Poderia comer massa todos os dias sem enjoar. Todos os dias. Houve época em que meu amigo Nei Manique comia massa todos os dias. O Nei Manique é um dos expoentes do jornalismo de Santa Catarina. Ele é de Criciúma e tem ascendência italiana. Já morou na Itália, inclusive.
Hoje o Nei não come mais massa todos os dias, mas, num passado de glórias culinárias, ele chegava a fazer a própria massa. A gente aparecia em sua casa e ele anunciava, colocando Laura Pausini para rodar na vitrola:
– Vou preparar uma carbonara!
Você comeria massa todos os dias? E carne? E peixe? O que você comeria todos os dias?
E se punha a misturar farinha com água e a amassar a massa com as mãos, todo aquele criterioso processo, que, não raro, levava três horas para ser concluído. Enquanto isso, ficávamos conversando e bebendo cerveja. Na hora de a carbonara ser servida, o mundo estava mais leve e nós já nos sentíamos muito mais alegres.
Aliás, existe febril polêmica acerca da carbonara. O termo se origina da palavra “carbone”, que era um centromédio que jogou na dupla Gre-Nal nos anos 1970 e também a forma como os italianos chamam o carvão. Carbone era ótimo meio-campista, mas duvido que tenha sido ele o autor da massa à carbonara. Por isso, acredito na versão de que esse prato foi feito em primeiro lugar pelas cozinheiras que alimentavam os carvoeiros da região de Roma, a Cidade Eterna.
Mas a grande questão (ou “cuestão”, como diz Jair) nem é a origem do termo, e sim a forma de preparo. A maioria das pessoas faz com tiras de bacon, alimento muito apreciado pelos americanos. Tanto que existe uma lenda dando conta de que foram eles, americanos, os criadores da carbonara. Na Segunda Guerra Mundial, os soldados do Tio Sam, amantes do bacon, o teriam acrescentado ao espaguete e juntado também ovos para dar um molho, surgindo assim essa delícia. Considero tal ideia absurda. Os americanos podem ir à Lua, os americanos podem curar o câncer, os americanos podem inventar a luz elétrica e o automóvel, mas os americanos não têm imaginação para cozinhar nem para jogar futebol.
Junte essa hipótese com a do centromédio Carbone, pois, e descarte ambas. Voltemos ao colo acolhedor das cozinheiras romanas. Foram provavelmente elas que criaram a massa à carbonara e, no começo, não se valeram do bacon, e sim de macias bochechas de porco, ingrediente raro, que você não encontrará no supermercado da esquina e talvez nem em lojas importadoras.
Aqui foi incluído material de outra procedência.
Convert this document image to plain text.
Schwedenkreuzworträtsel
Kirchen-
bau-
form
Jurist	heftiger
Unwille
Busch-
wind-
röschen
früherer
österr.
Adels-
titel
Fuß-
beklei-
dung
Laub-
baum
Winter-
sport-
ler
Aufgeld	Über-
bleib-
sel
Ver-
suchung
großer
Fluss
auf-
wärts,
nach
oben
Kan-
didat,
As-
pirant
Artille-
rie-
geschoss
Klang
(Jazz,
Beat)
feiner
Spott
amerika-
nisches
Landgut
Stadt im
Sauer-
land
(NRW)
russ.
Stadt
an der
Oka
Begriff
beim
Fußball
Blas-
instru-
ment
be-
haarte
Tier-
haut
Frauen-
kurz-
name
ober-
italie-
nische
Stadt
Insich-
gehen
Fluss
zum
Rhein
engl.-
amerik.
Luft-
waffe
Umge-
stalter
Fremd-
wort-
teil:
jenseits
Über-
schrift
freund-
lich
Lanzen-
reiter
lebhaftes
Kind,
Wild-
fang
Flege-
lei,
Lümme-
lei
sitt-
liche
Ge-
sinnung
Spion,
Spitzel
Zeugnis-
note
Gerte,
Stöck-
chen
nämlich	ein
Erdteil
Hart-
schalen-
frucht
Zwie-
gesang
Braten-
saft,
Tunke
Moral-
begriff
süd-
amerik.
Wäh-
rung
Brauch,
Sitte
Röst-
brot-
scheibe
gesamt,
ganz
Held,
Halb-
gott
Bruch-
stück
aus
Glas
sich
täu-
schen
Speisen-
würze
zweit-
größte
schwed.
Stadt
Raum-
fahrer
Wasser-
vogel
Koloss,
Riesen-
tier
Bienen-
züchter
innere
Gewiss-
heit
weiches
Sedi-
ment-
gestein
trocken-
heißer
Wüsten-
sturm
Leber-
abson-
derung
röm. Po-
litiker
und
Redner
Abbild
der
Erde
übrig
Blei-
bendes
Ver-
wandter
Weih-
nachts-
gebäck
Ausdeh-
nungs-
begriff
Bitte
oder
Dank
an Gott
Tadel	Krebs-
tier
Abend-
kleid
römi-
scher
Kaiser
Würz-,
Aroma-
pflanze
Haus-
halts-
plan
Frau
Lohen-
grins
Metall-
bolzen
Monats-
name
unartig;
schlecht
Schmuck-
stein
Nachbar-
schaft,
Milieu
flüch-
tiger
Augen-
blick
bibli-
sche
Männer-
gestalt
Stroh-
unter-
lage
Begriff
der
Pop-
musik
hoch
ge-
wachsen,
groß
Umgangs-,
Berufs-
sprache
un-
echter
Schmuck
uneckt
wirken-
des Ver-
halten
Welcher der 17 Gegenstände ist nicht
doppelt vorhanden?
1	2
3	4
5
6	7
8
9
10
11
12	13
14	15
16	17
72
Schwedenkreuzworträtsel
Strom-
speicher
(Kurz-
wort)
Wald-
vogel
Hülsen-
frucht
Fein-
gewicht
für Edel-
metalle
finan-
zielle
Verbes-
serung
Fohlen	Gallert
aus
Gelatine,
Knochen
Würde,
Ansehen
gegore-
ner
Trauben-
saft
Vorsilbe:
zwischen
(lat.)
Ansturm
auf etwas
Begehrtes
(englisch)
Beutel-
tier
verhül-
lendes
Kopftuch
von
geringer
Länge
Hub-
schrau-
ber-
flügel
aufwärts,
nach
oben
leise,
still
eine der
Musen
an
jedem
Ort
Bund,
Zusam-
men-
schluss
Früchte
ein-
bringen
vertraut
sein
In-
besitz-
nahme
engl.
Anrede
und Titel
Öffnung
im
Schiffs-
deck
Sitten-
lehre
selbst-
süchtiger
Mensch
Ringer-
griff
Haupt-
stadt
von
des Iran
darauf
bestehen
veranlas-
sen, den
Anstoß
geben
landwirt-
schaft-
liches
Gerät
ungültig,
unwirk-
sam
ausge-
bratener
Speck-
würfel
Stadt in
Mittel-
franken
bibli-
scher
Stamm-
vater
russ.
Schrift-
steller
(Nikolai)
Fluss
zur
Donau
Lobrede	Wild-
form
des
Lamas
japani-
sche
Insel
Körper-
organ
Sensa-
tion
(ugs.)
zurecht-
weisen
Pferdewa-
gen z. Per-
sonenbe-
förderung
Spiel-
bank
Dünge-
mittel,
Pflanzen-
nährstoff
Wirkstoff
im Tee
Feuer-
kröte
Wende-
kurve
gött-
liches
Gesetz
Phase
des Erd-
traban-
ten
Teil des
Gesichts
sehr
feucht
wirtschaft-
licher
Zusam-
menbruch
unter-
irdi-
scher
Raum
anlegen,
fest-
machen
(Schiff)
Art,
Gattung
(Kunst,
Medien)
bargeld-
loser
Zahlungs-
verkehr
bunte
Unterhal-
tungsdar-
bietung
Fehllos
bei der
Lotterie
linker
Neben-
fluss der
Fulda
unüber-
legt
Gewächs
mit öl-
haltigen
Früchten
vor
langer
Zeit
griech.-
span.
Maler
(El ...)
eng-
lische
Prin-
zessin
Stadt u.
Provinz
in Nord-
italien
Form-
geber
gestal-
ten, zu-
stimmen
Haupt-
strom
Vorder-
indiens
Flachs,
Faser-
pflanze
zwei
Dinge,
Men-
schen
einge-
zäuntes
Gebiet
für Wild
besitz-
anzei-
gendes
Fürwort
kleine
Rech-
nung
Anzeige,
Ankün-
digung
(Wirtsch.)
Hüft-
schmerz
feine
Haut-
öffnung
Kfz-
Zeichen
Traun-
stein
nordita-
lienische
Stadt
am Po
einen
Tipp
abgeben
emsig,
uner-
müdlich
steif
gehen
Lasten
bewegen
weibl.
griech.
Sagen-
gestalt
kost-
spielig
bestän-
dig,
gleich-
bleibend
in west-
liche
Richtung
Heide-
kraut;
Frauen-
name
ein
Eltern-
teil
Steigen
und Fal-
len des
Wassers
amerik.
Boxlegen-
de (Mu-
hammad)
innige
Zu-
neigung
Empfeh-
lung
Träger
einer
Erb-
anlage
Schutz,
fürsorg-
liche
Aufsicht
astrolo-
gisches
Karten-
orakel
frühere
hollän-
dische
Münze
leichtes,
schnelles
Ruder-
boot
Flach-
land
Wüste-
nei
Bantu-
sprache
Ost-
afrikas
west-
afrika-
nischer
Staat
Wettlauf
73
Isso nos leva de volta ao bacon, que deve ser posto em mansa fritura na panela, até que libere a gordura. É nessa gordura que você despejará a massa adrede cozida. Enquanto estiver mexendo e misturando a gordura, o bacon e a massa, quebre quatro ou cinco ovos e deite-os sobre tudo e siga mexendo e mexendo. Note: é o calor da massa e da gordura desprendida pelo bacon que cozinhará os ovos, não o do fogo do fogão, que, neste momento, estará desligado. Por fim, espalhe por cima muito queijo pecorino, de ovelhas jovens, mesclado ao suave parmesão, e, pronto!, estamos servidos!
Dizem que é essa a receita autêntica da carbonara, uma alquimia simples, quase minimalista, e não aventuras estranhas com linguiça, salsicha, presunto e até ervilhas, que, revelo, já experimentei e, confesso, levemente envergonhado, gostei.
Mas não era sobre a massa à carbonara que queria falar, juro. Era sobre comer massa todos os dias. Você comeria massa todos os dias? E carne? E peixe? O que você comeria todos os dias? Terei de discorrer mais a respeito na próxima coluna.